Many citizens probably would agree with the judge's statement. But that's not what we expect to hear from someone who is charged with being an impartial arbiter from the bench. Neither is this:
Now the murder in this case was premeditated, it was diabolical, methodical, heartless, cruel, cold, deliberate, it was planned. It was a planned execution and slaughter of an innocent young lady while she quietly and peacefully waited unsuspectingly on the sacred grounds of a little country church on the Sabbath evening. . . . There was no excuse, there was no justification, for a vile, conscienceless, pitiless murder.
The judge left no doubt about where he stood--and you can see where the defendant might not want him to preside over a retrial. But the Alabama Supreme Court found in Ex parte Duncan that the judge's statements did not disqualify him. That's because his statements came in his judicial capacity, not from an extrajudicial source that might lead to personal bias. From the Supreme Court's 1994 ruling:
Therefore, for Duncan to demonstrate a clear right to the relief sought by the mandamus petition, he must show the appearance of impropriety by showing that the alleged bias, hostility, or prejudice is "personal" rather than "judicial":
The alleged bias and prejudice to be disqualifying must stem from an extrajudicial source and result in an opinion on the merits on some basis other than what the judge learned from his participation in the case.
The high court then took it a step farther:
In this case, we cannot say, as a matter of law, that the trial judge's statements in and of themselves show bias, hostility, or prejudice toward Duncan; therefore, we cannot say that Duncan has demonstrated a clear legal right to have the trial judge remove himself. The trial judge's statements arose out of a judicial proceeding, not from an extrajudicial source; and although the trial judge's expressed opinions may have been better left unsaid, in our opinion the remarks he made do not show bias, hostility, or prejudice against Duncan arising from a "personal," i.e., extrajudicial, source.

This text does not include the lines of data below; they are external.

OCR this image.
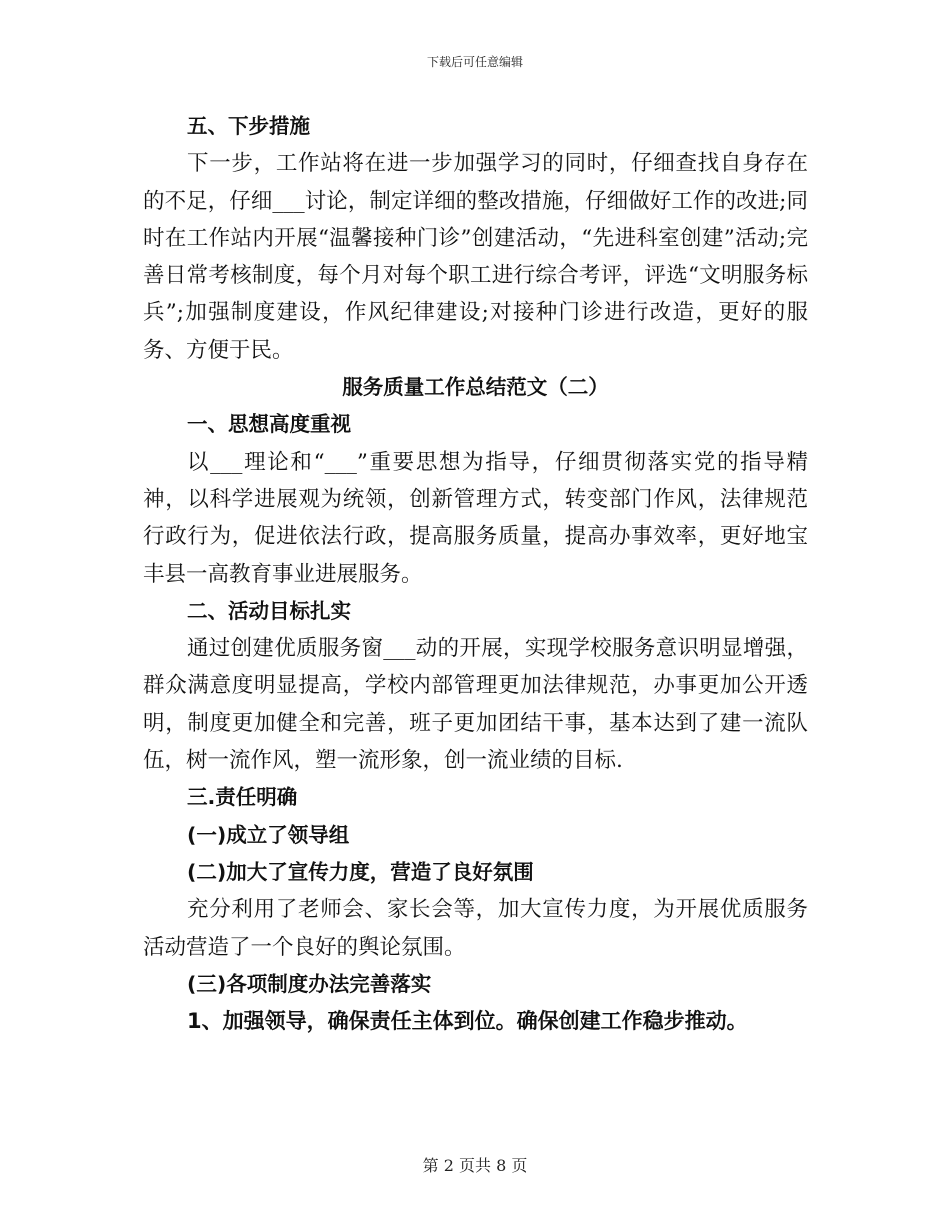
下载后可任意编辑

五、下步措施

下一步，工作站将在进一步加强学习的同时，仔细查找自身存在的不足，仔细___讨论，制定详细的整改措施，仔细做好工作的改进;同时在工作站内开展“温馨接种门诊”创建活动，“先进科室创建”活动;完善日常考核制度，每个月对每个职工进行综合考评，评选“文明服务标兵”;加强制度建设，作风纪律建设;对接种门诊进行改造，更好的服务、方便于民。

服务质量工作总结范文（二）

一、思想高度重视

以___理论和“___”重要思想为指导，仔细贯彻落实党的指导精神，以科学进展观为统领，创新管理方式，转变部门作风，法律规范行政行为，促进依法行政，提高服务质量，提高办事效率，更好地宝丰县一高教育事业进展服务。

二、活动目标扎实

通过创建优质服务窗___动的开展，实现学校服务意识明显增强，群众满意度明显提高，学校内部管理更加法律规范，办事更加公开透明，制度更加健全和完善，班子更加团结干事，基本达到了建一流队伍，树一流作风，塑一流形象，创一流业绩的目标.

三.责任明确

(一)成立了领导组

(二)加大了宣传力度，营造了良好氛围

充分利用了老师会、家长会等，加大宣传力度，为开展优质服务活动营造了一个良好的舆论氛围。

(三)各项制度办法完善落实

1、加强领导，确保责任主体到位。确保创建工作稳步推动。

第 2 页共 8 页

In concluding, the Supreme Court said the burden was on Duncan to make a clear showing that recusal was required--and he failed to reach that high bar. The same bar was set for Luther Strange, and like Duncan, he failed to reach it.
Like Duncan, Strange based his mandamus petition on Judge Young's statements and actions from the bench. But he never came close to showing that Young had a "personal bias" that could be traced to an "extrajudicial source." Strange, in fact, did not even try to make such a showing.

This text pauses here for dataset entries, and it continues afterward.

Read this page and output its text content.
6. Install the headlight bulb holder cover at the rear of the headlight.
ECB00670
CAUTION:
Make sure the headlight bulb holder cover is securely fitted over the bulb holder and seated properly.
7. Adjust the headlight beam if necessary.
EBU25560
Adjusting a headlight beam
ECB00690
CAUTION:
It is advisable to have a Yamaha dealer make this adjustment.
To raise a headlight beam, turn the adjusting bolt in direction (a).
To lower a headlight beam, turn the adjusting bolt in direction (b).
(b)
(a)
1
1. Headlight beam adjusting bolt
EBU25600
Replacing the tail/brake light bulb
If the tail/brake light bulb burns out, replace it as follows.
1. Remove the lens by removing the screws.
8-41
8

How did the Alabama Supreme Court get around that slight problem. By ignoring Ex parte Duncan altogether and pretty much creating law from the bench.

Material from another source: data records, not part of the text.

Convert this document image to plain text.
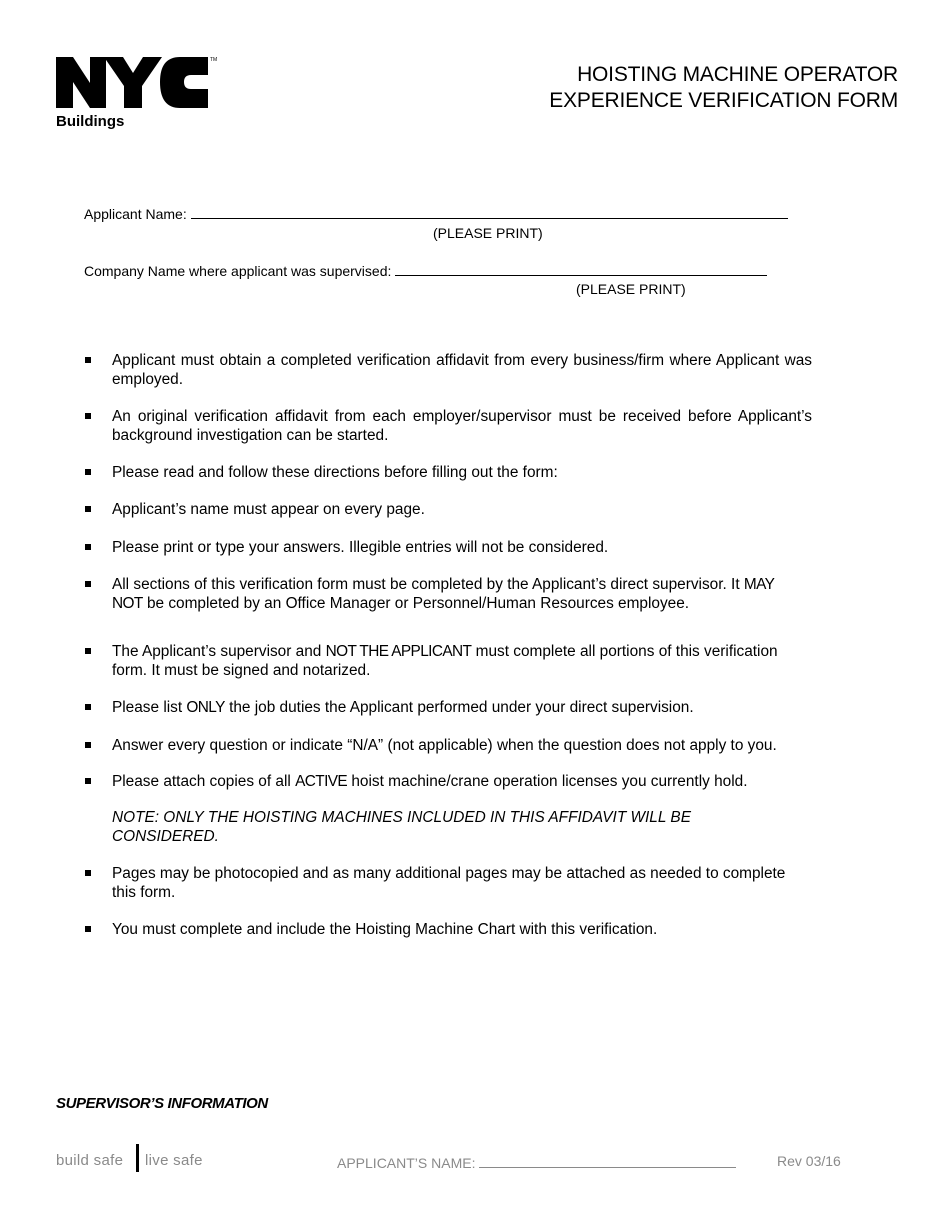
TM
Buildings
HOISTING MACHINE OPERATOR
EXPERIENCE VERIFICATION FORM
Applicant Name:
(PLEASE PRINT)
Company Name where applicant was supervised:
(PLEASE PRINT)
Applicant must obtain a completed verification affidavit from every business/firm where Applicant was employed.
An original verification affidavit from each employer/supervisor must be received before Applicant’s background investigation can be started.
Please read and follow these directions before filling out the form:
Applicant’s name must appear on every page.
Please print or type your answers. Illegible entries will not be considered.
All sections of this verification form must be completed by the Applicant’s direct supervisor. It MAY NOT be completed by an Office Manager or Personnel/Human Resources employee.
The Applicant’s supervisor and NOT THE APPLICANT must complete all portions of this verification form. It must be signed and notarized.
Please list ONLY the job duties the Applicant performed under your direct supervision.
Answer every question or indicate “N/A” (not applicable) when the question does not apply to you.
Please attach copies of all ACTIVE hoist machine/crane operation licenses you currently hold.
NOTE: ONLY THE HOISTING MACHINES INCLUDED IN THIS AFFIDAVIT WILL BE CONSIDERED.
Pages may be photocopied and as many additional pages may be attached as needed to complete this form.
You must complete and include the Hoisting Machine Chart with this verification.
SUPERVISOR’S INFORMATION
build safe live safe	APPLICANT’S NAME:	Rev 03/16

In other words, our Republican justices did exactly what they vow, as "strict constructionists," to never do--they legislated from the bench.
Actually, they probably did far worse than that. We will stipulate that the justices on Alabama's high court are not ignorant, and they surely know how to conduct relatively simple legal research. If that's the case, it means they knew the correct legal standard for recusal in the VictoryLand forfeiture matter and chose to ignore it. That can only mean external forces are influencing the court's decisions, which would constitute fraud, obstruction of justice, conspiracy, and perhaps other federal crimes.
Many Alabamians reflexively have voted Republican in recent years on statewide judicial races--probably from a misguided notion that conservative justices will be tough on street crime. We now know that creates an environment where justices themselves can engage in white-collar crime that endangers us all.